Die Rorschacherin Michaela Müller hat mit ihrem Animationsfilm «Airport» den Schweizer Filmpreis gewonnen. Die Preisträgerin über die Verleihung und ihr nächstes Projekt.
Michaela Müller. (Bild: WALTER BIERI (KEYSTONE))

Michaela Müller. (Bild: WALTER BIERI (KEYSTONE))

Michaela Müller, was bedeutet Ihnen der Preis?
Ich freue mich sehr, zumal ich den Preis schon einmal erhalten habe, für meinen ersten Film. Und ganz konkret heisst es: Sichtbarkeit für eine Nischenkategorie wie den kurzen Animationsfilm.

Wie war die Preisverleihung?
Ich versuchte mich zusammenzunehmen, aber natürlich hat es mich trotzdem aus den Socken gehauen. Ich hatte nur 30 Sekunden Zeit, um mich auf der Bühne zu bedanken, und einen Anflug von totaler Nervosität. Zusammen mit dem Produzenten Ruedi Schick habe ich den Preis entgegengenommen und mich im Namen aller am Film Mitwirkenden dafür bedankt.

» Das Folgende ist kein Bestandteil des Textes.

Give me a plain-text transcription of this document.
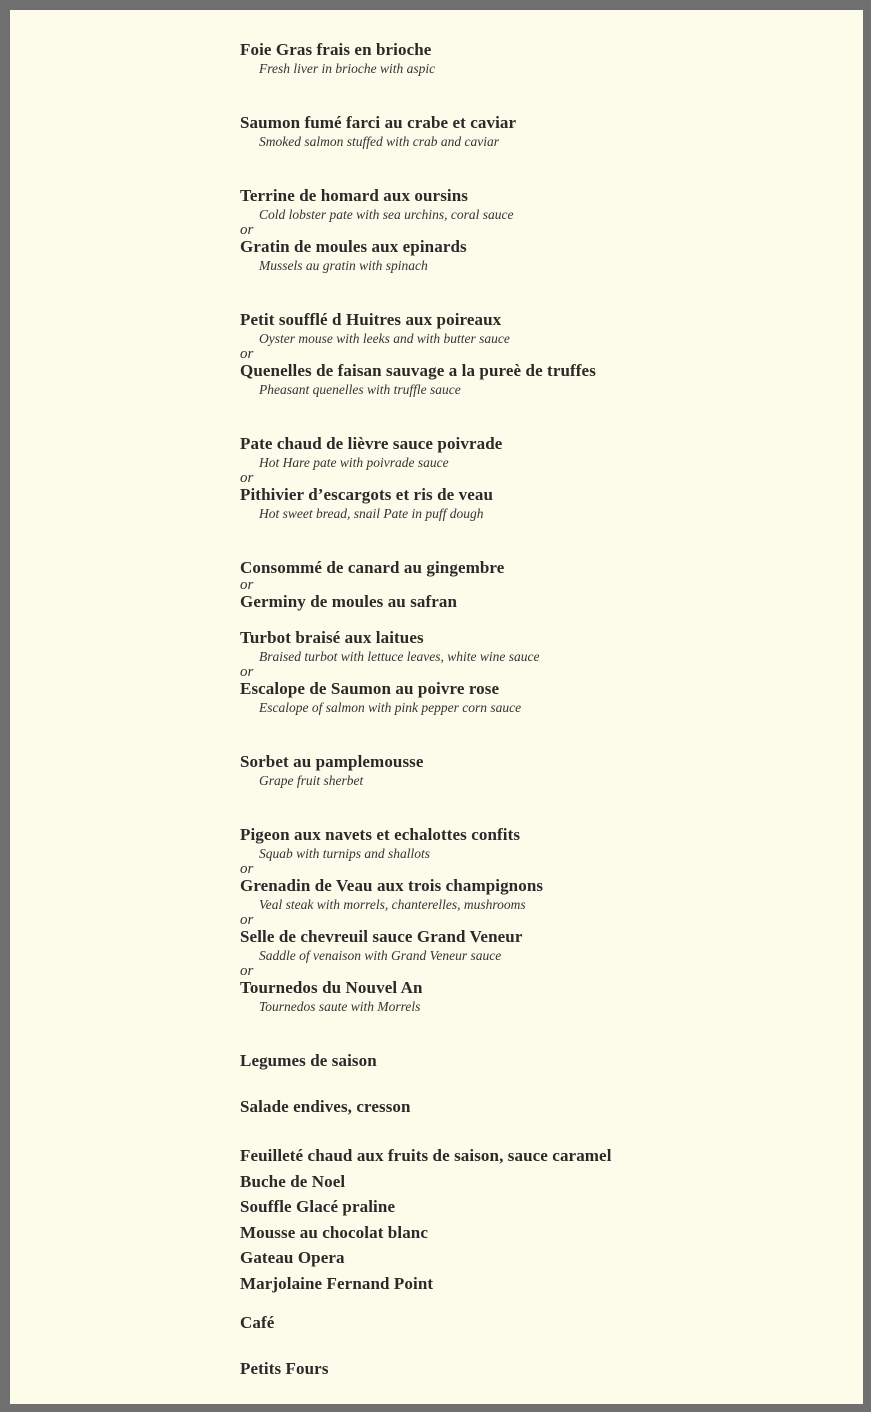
Foie Gras frais en brioche
Fresh liver in brioche with aspic
Saumon fumé farci au crabe et caviar
Smoked salmon stuffed with crab and caviar
Terrine de homard aux oursins
Cold lobster pate with sea urchins, coral sauce
or
Gratin de moules aux epinards
Mussels au gratin with spinach
Petit soufflé d Huitres aux poireaux
Oyster mouse with leeks and with butter sauce
or
Quenelles de faisan sauvage a la pureè de truffes
Pheasant quenelles with truffle sauce
Pate chaud de lièvre sauce poivrade
Hot Hare pate with poivrade sauce
or
Pithivier d’escargots et ris de veau
Hot sweet bread, snail Pate in puff dough
Consommé de canard au gingembre
or
Germiny de moules au safran
Turbot braisé aux laitues
Braised turbot with lettuce leaves, white wine sauce
or
Escalope de Saumon au poivre rose
Escalope of salmon with pink pepper corn sauce
Sorbet au pamplemousse
Grape fruit sherbet
Pigeon aux navets et echalottes confits
Squab with turnips and shallots
or
Grenadin de Veau aux trois champignons
Veal steak with morrels, chanterelles, mushrooms
or
Selle de chevreuil sauce Grand Veneur
Saddle of venaison with Grand Veneur sauce
or
Tournedos du Nouvel An
Tournedos saute with Morrels
Legumes de saison
Salade endives, cresson
Feuilleté chaud aux fruits de saison, sauce caramel
Buche de Noel
Souffle Glacé praline
Mousse au chocolat blanc
Gateau Opera
Marjolaine Fernand Point
Café
Petits Fours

Wann drehen Sie Ihren ersten Langspielfilm?
Das würde wohl 20 Jahre dauern in meiner Animationstechnik. Lange Animationsfilme sind eine andere Kategorie, sie kosten sehr viel, sind ein grosses Risiko – da ist kommerzieller Erfolg nötig, so ein Film müsste auch viel narrativer sein und einen langen Spannungsbogen aufweisen. Mir liegt es eher, Atmosphären zu schaffen, dafür ist der Kurzfilm ideal.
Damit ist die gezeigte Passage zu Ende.